Physiatry (Physical Medicine and Rehabilitation)

This information is useful for children and adults
woman dancing, possibly after treatment from a physiatrist

When the pain in your hip or your knee from that old sports injury is getting worse, you might worry that the doctor will recommend surgery. But many people don’t realize that most often musculoskeletal pain can be treated without surgery. In fact, the best specialist to see may be a physiatrist, a physician who specializes in nonsurgical musculoskeletal care.

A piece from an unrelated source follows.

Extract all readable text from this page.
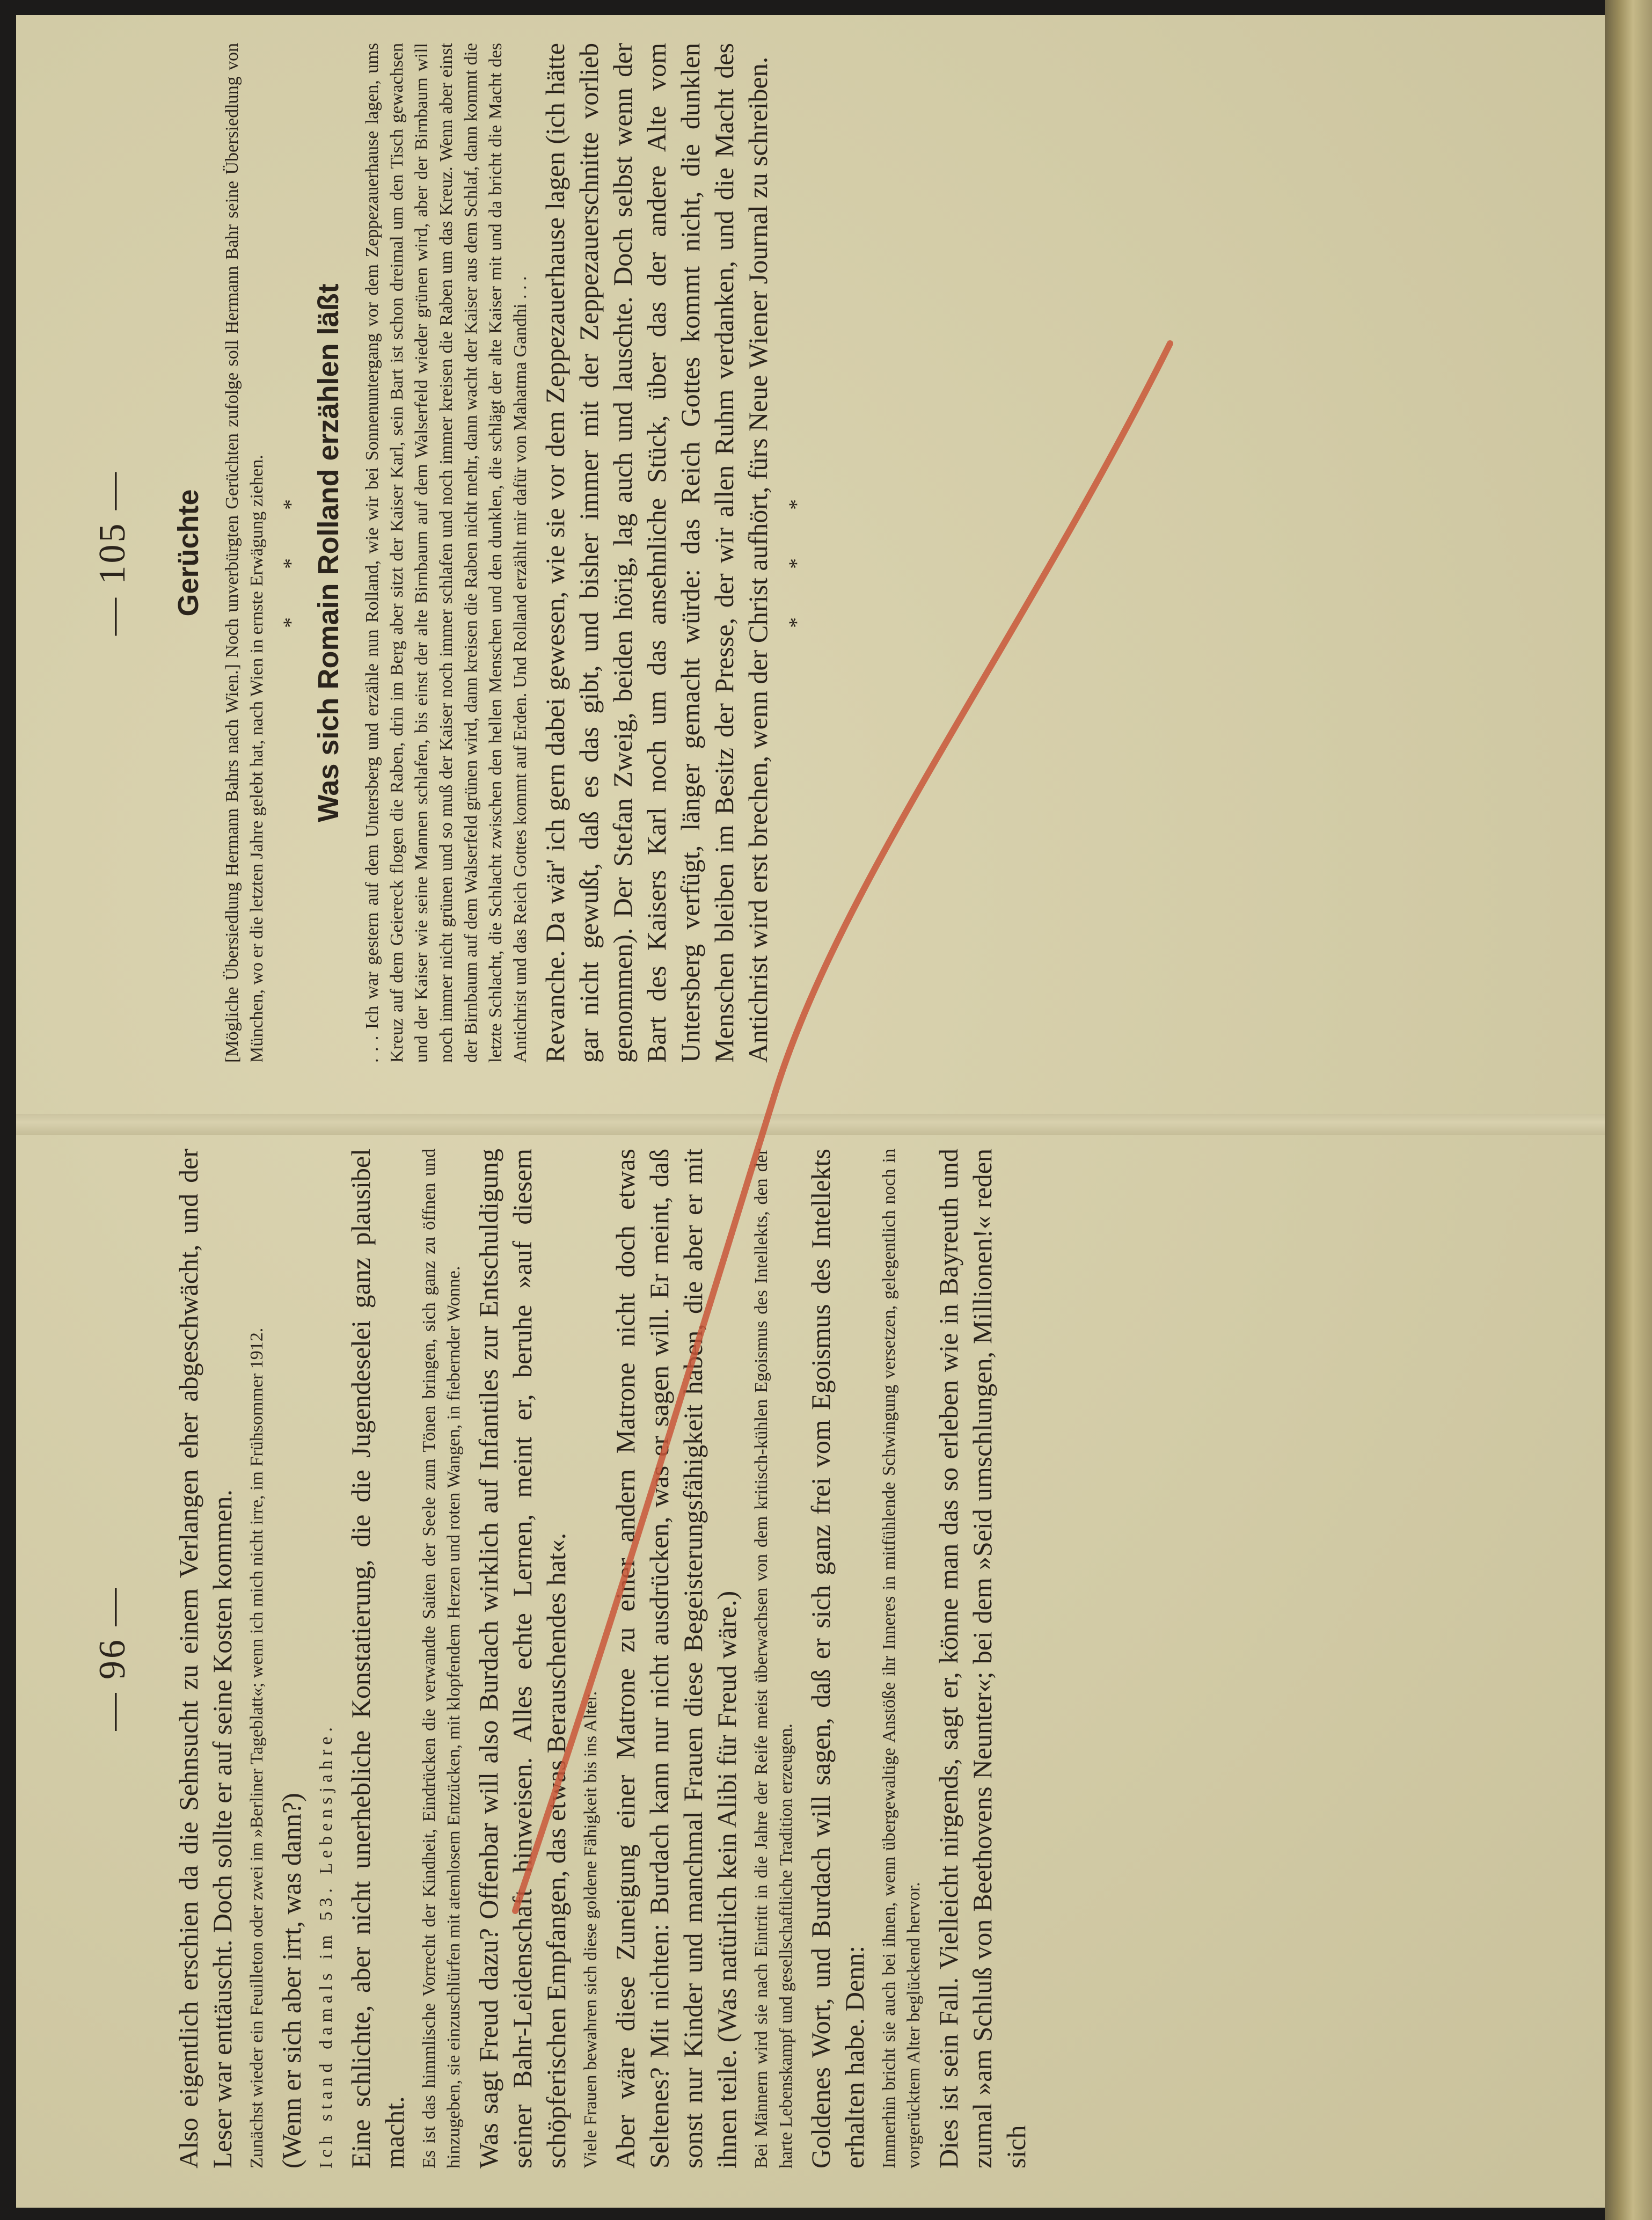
— 105 — Gerüchte [Mögliche Übersiedlung Hermann Bahrs nach Wien.] Noch unverbürgten Gerüchten zufolge soll Hermann Bahr seine Übersiedlung von München, wo er die letzten Jahre gelebt hat, nach Wien in ernste Erwägung ziehen. * * * Was sich Romain Rolland erzählen läßt . . . Ich war gestern auf dem Untersberg und erzähle nun Rolland, wie wir bei Sonnenuntergang vor dem Zeppezauerhause lagen, ums Kreuz auf dem Geiereck flogen die Raben, drin im Berg aber sitzt der Kaiser Karl, sein Bart ist schon dreimal um den Tisch gewachsen und der Kaiser wie seine Mannen schlafen, bis einst der alte Birnbaum auf dem Walserfeld wieder grünen wird, aber der Birnbaum will noch immer nicht grünen und so muß der Kaiser noch immer schlafen und noch immer kreisen die Raben um das Kreuz. Wenn aber einst der Birnbaum auf dem Walserfeld grünen wird, dann kreisen die Raben nicht mehr, dann wacht der Kaiser aus dem Schlaf, dann kommt die letzte Schlacht, die Schlacht zwischen den hellen Menschen und den dunklen, die schlägt der alte Kaiser mit und da bricht die Macht des Antichrist und das Reich Gottes kommt auf Erden. Und Rolland erzählt mir dafür von Mahatma Gandhi . . . Revanche. Da wär' ich gern dabei gewesen, wie sie vor dem Zeppezauerhause lagen (ich hätte gar nicht gewußt, daß es das gibt, und bisher immer mit der Zeppezauerschnitte vorlieb genommen). Der Stefan Zweig, beiden hörig, lag auch und lauschte. Doch selbst wenn der Bart des Kaisers Karl noch um das ansehnliche Stück, über das der andere Alte vom Untersberg verfügt, länger gemacht würde: das Reich Gottes kommt nicht, die dunklen Menschen bleiben im Besitz der Presse, der wir allen Ruhm verdanken, und die Macht des Antichrist wird erst brechen, wenn der Christ aufhört, fürs Neue Wiener Journal zu schreiben. * * *
— 96 — Also eigentlich erschien da die Sehnsucht zu einem Verlangen eher abgeschwächt, und der Leser war enttäuscht. Doch sollte er auf seine Kosten kommen. Zunächst wieder ein Feuilleton oder zwei im »Berliner Tageblatt«; wenn ich mich nicht irre, im Frühsommer 1912. (Wenn er sich aber irrt, was dann?) Ich stand damals im 53. Lebensjahre. Eine schlichte, aber nicht unerhebliche Konstatierung, die die Jugendeselei ganz plausibel macht. Es ist das himmlische Vorrecht der Kindheit, Eindrücken die verwandte Saiten der Seele zum Tönen bringen, sich ganz zu öffnen und hinzugeben, sie einzuschlürfen mit atemlosem Entzücken, mit klopfendem Herzen und roten Wangen, in fiebernder Wonne. Was sagt Freud dazu? Offenbar will also Burdach wirklich auf Infantiles zur Entschuldigung seiner Bahr-Leidenschaft hinweisen. Alles echte Lernen, meint er, beruhe »auf diesem schöpferischen Empfangen, das etwas Berauschendes hat«. Viele Frauen bewahren sich diese goldene Fähigkeit bis ins Alter. Aber wäre diese Zuneigung einer Matrone zu einer andern Matrone nicht doch etwas Seltenes? Mit nichten: Burdach kann nur nicht ausdrücken, was er sagen will. Er meint, daß sonst nur Kinder und manchmal Frauen diese Begeisterungsfähigkeit haben, die aber er mit ihnen teile. (Was natürlich kein Alibi für Freud wäre.) Bei Männern wird sie nach Eintritt in die Jahre der Reife meist überwachsen von dem kritisch-kühlen Egoismus des Intellekts, den der harte Lebenskampf und gesellschaftliche Tradition erzeugen. Goldenes Wort, und Burdach will sagen, daß er sich ganz frei vom Egoismus des Intellekts erhalten habe. Denn: Immerhin bricht sie auch bei ihnen, wenn übergewaltige Anstöße ihr Inneres in mitfühlende Schwingung versetzen, gelegentlich noch in vorgerücktem Alter beglückend hervor. Dies ist sein Fall. Vielleicht nirgends, sagt er, könne man das so erleben wie in Bayreuth und zumal »am Schluß von Beethovens Neunter«; bei dem »Seid umschlungen, Millionen!« reden sich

Physiatrists, also known as physical medicine and rehabilitation (PM&R) specialists, are doctors who have completed many years of advanced training including medical school, residency, and, frequently, fellowship training—to specialize in areas such as interventional spine and sports medicine. Treating the person, not just the problem, is central to the care they provide. So, in addition to asking about your particular problem, a physiatrist may ask about your related medical, daily lifestyle, and occupational needs, and ergonomics.

“Physiatry is an extensive multifaceted field with many sub-specialties, but really the end goal is all the same—it’s to promote independence, maximize function, and enhance quality of life,” says Eric K. Holder, MD, a physiatrist who specializes in musculoskeletal medicine and spine care at the Center for Musculoskeletal Care (CMC). The CMC is a collaboration between Yale Medicine and the Yale New Haven Health System, and has offices in Stamford, North Haven, Old Saybrook, and the Spine Center in New Haven. 

“I see patients in all age ranges from the young adult years well into the geriatric years," Dr. Holder says. "Our goal is to provide evidence-based, comprehensive nonsurgical musculoskeletal care. To do this, we listen to our patients’ stories and functional goals, as well as perform thorough examinations in order to make an appropriate diagnosis. Then, we partner with our patients to formulate treat plans to help them reach their goals.”